Why does the medical establishment mostly turn a blind eye to spirituality and transpersonal psychology? Presumably this is because the majority of its practitioners are too worldly and conceptually biased to appreciate the subtler, finer aspects of life.

Some doctors might go to church, temple or mosque. But it is doubtful that they sense higher (and lower) mystical states to any great or advanced degree.² If they did, they would probably be monks, sisters or hermits instead of medical professionals.

Hence the mainstream dismissal of important spiritual possibilities.

Funnily enough, when I first became interested in Catholicism a priest pointed to his heart and confided in me by saying, “I hear a voice, right here.” He may have been speaking figuratively, but from our conversation he seemed to be saying that this voice tells him what is from God and what is not from God, and also serves to guide him.

Being a smart guy, this priest keeps his ‘voice’ under wraps. If that kind of terminology got out, his enemies might brand him a so-called schizophrenic, which could hinder his ability to help others.

Be wise as serpents and harmless as doves ~ Matthew 10:16

For the most part, psychiatric theories have a pretty firm grip on the public imagination. Many folks parrot the latest trends and politically influenced classifications as if they were the Gospel Truth.

The medieval Church once controlled others through fear and persecution. Today, science exerts its own kind of ideological influence. But the control is so pervasive and complete that most are hardly aware of it. They conform. They believe what the doctor tells them.

You don’t think so?

Take a look at sites like Quora.com and read how some individuals completely accept medical explanations (and labels) given for their psychological suffering. Some almost seem to enjoy playing the role of “good patient.” They praise their doctors for illuminating the “truth” about their illness. And they seem oblivious to alternative explanations.

Sadly, when alternative explanations are ignored, healthier remedies could also be ignored.

So instead of experimenting with, say, the Catholic Eucharist as well as attitudinal and behavioral changes for the better, sufferers take the latest medications on the market.

God only knows how those medications (arguably a euphemism for drugs) may affect the rest of their body.

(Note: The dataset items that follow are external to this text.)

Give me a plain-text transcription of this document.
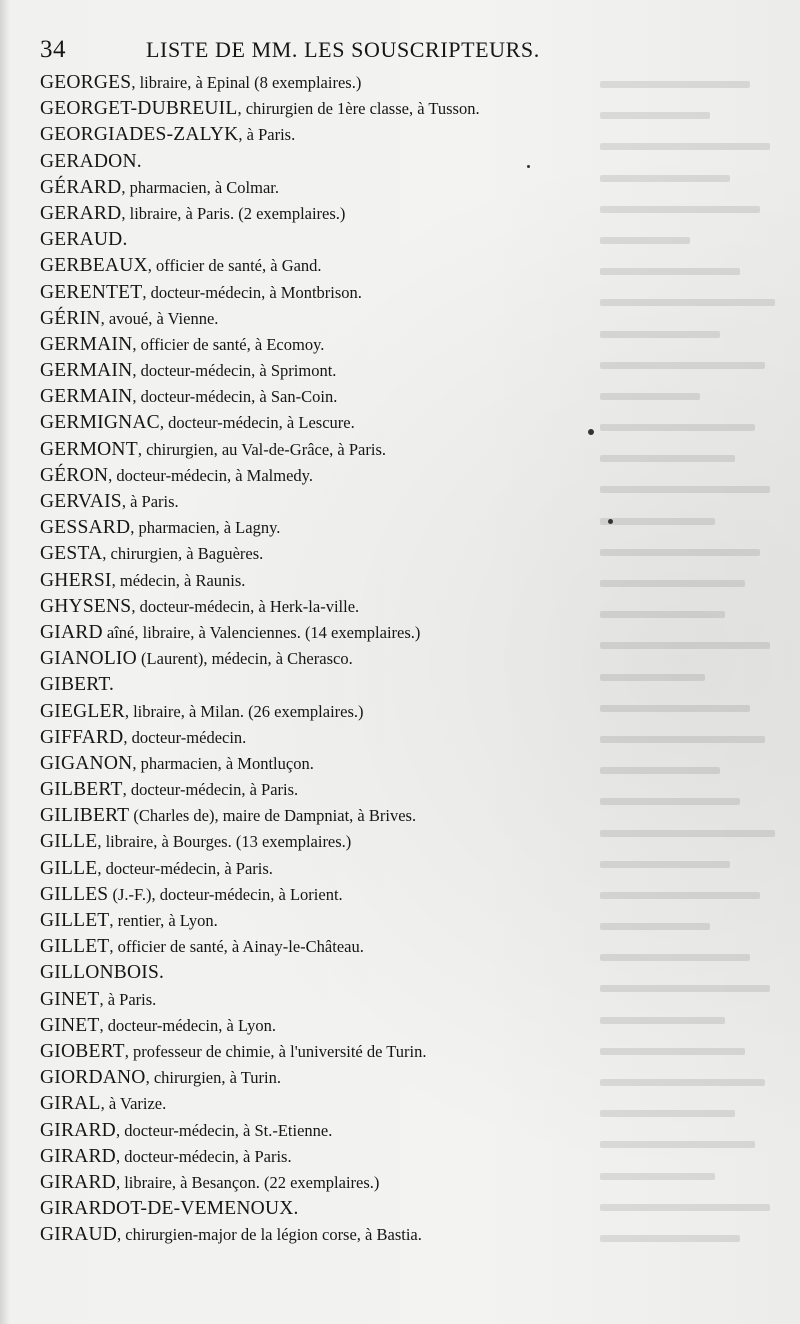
34	LISTE DE MM. LES SOUSCRIPTEURS.
GEORGES, libraire, à Epinal (8 exemplaires.)
GEORGET-DUBREUIL, chirurgien de 1ère classe, à Tusson.
GEORGIADES-ZALYK, à Paris.
GERADON.
GÉRARD, pharmacien, à Colmar.
GERARD, libraire, à Paris. (2 exemplaires.)
GERAUD.
GERBEAUX, officier de santé, à Gand.
GERENTET, docteur-médecin, à Montbrison.
GÉRIN, avoué, à Vienne.
GERMAIN, officier de santé, à Ecomoy.
GERMAIN, docteur-médecin, à Sprimont.
GERMAIN, docteur-médecin, à San-Coin.
GERMIGNAC, docteur-médecin, à Lescure.
GERMONT, chirurgien, au Val-de-Grâce, à Paris.
GÉRON, docteur-médecin, à Malmedy.
GERVAIS, à Paris.
GESSARD, pharmacien, à Lagny.
GESTA, chirurgien, à Baguères.
GHERSI, médecin, à Raunis.
GHYSENS, docteur-médecin, à Herk-la-ville.
GIARD aîné, libraire, à Valenciennes. (14 exemplaires.)
GIANOLIO (Laurent), médecin, à Cherasco.
GIBERT.
GIEGLER, libraire, à Milan. (26 exemplaires.)
GIFFARD, docteur-médecin.
GIGANON, pharmacien, à Montluçon.
GILBERT, docteur-médecin, à Paris.
GILIBERT (Charles de), maire de Dampniat, à Brives.
GILLE, libraire, à Bourges. (13 exemplaires.)
GILLE, docteur-médecin, à Paris.
GILLES (J.-F.), docteur-médecin, à Lorient.
GILLET, rentier, à Lyon.
GILLET, officier de santé, à Ainay-le-Château.
GILLONBOIS.
GINET, à Paris.
GINET, docteur-médecin, à Lyon.
GIOBERT, professeur de chimie, à l'université de Turin.
GIORDANO, chirurgien, à Turin.
GIRAL, à Varize.
GIRARD, docteur-médecin, à St.-Etienne.
GIRARD, docteur-médecin, à Paris.
GIRARD, libraire, à Besançon. (22 exemplaires.)
GIRARDOT-DE-VEMENOUX.
GIRAUD, chirurgien-major de la légion corse, à Bastia.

Long term side-effects (arguably a euphemism for harmful effects) are often downplayed but a quick reading of scientific journals reveals that known harmful effects can be debilitating, even lethal.

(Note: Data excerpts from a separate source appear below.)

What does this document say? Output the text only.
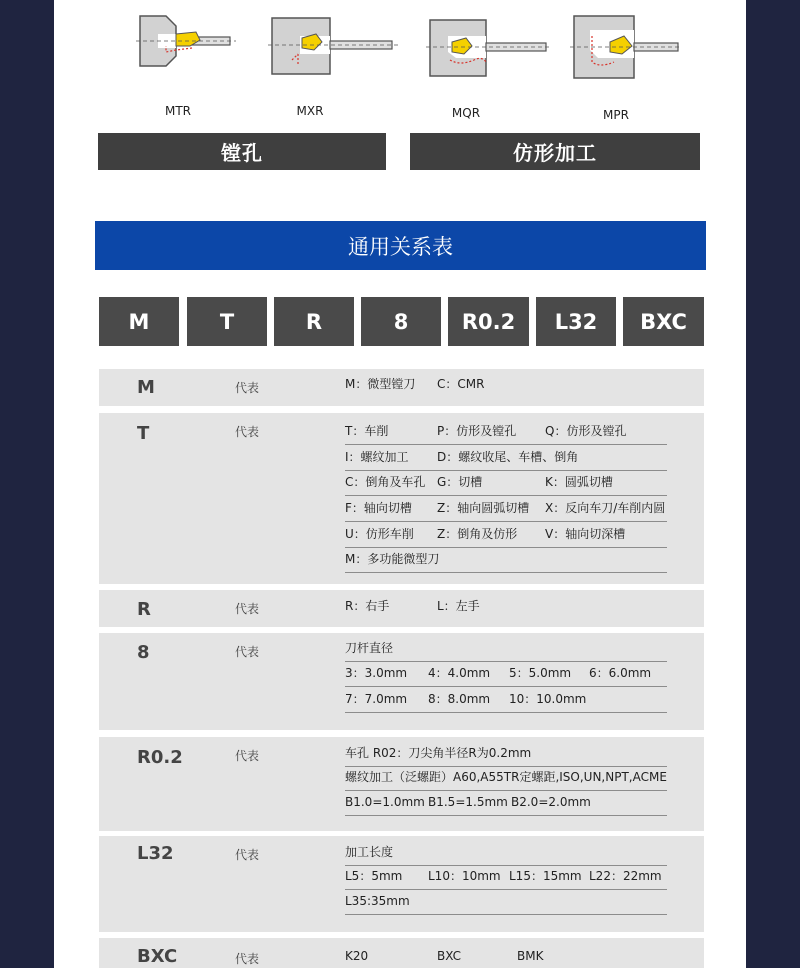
MTR	MXR	MQR	MPR
镗孔	仿形加工
通用关系表
M	T	R	8	R0.2	L32	BXC
M	代表	M：微型镗刀 C：CMR
T	代表	T：车削	P：仿形及镗孔 Q：仿形及镗孔
I：螺纹加工 D：螺纹收尾、车槽、倒角
C：倒角及车孔 G：切槽	K：圆弧切槽
F：轴向切槽 Z：轴向圆弧切槽 X：反向车刀/车削内圆
U：仿形车削 Z：倒角及仿形 V：轴向切深槽
M：多功能微型刀
R	代表	R：右手	L：左手
8	代表	刀杆直径
3：3.0mm 4：4.0mm 5：5.0mm 6：6.0mm
7：7.0mm 8：8.0mm 10：10.0mm
R0.2	代表	车孔 R02：刀尖角半径R为0.2mm
螺纹加工（泛螺距）A60,A55TR定螺距,ISO,UN,NPT,ACME
B1.0=1.0mm B1.5=1.5mm B2.0=2.0mm
L32	代表	加工长度
L5：5mm L10：10mm L15：15mm L22：22mm
L35:35mm
BXC	代表	K20	BXC	BMK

Let me be clear: I am not anti-meds. If drugs help a person to cope or if they protect innocents from potentially violent individuals, they probably should be administered. But I believe drugs should always be taken with a view toward finding a better solution.

We must consider alternatives and critically assess the medical and religious ideologies of our time. An integrative approach that includes medical science and spiritual teachings would probably be optimal.

Image via Flickr

Science without religion is lame, religion without science is blind ~ Albert Einstein

¹ In Eastern philosophy, this involves the doctrines of adhyasa (superimposition) and karma transfer. This kind of interior perception could also include sensing the spiritual environment and influences associated with another person. In contemporary parlance, good or bad vibes.

² The academic study of religion terms this the numinous, after Rudolf Otto‘s and later, Carl Jung‘s adaptation of the Latin numen. Some say that numen is based on the Greek nooúmenon. The English term first appears in 1647.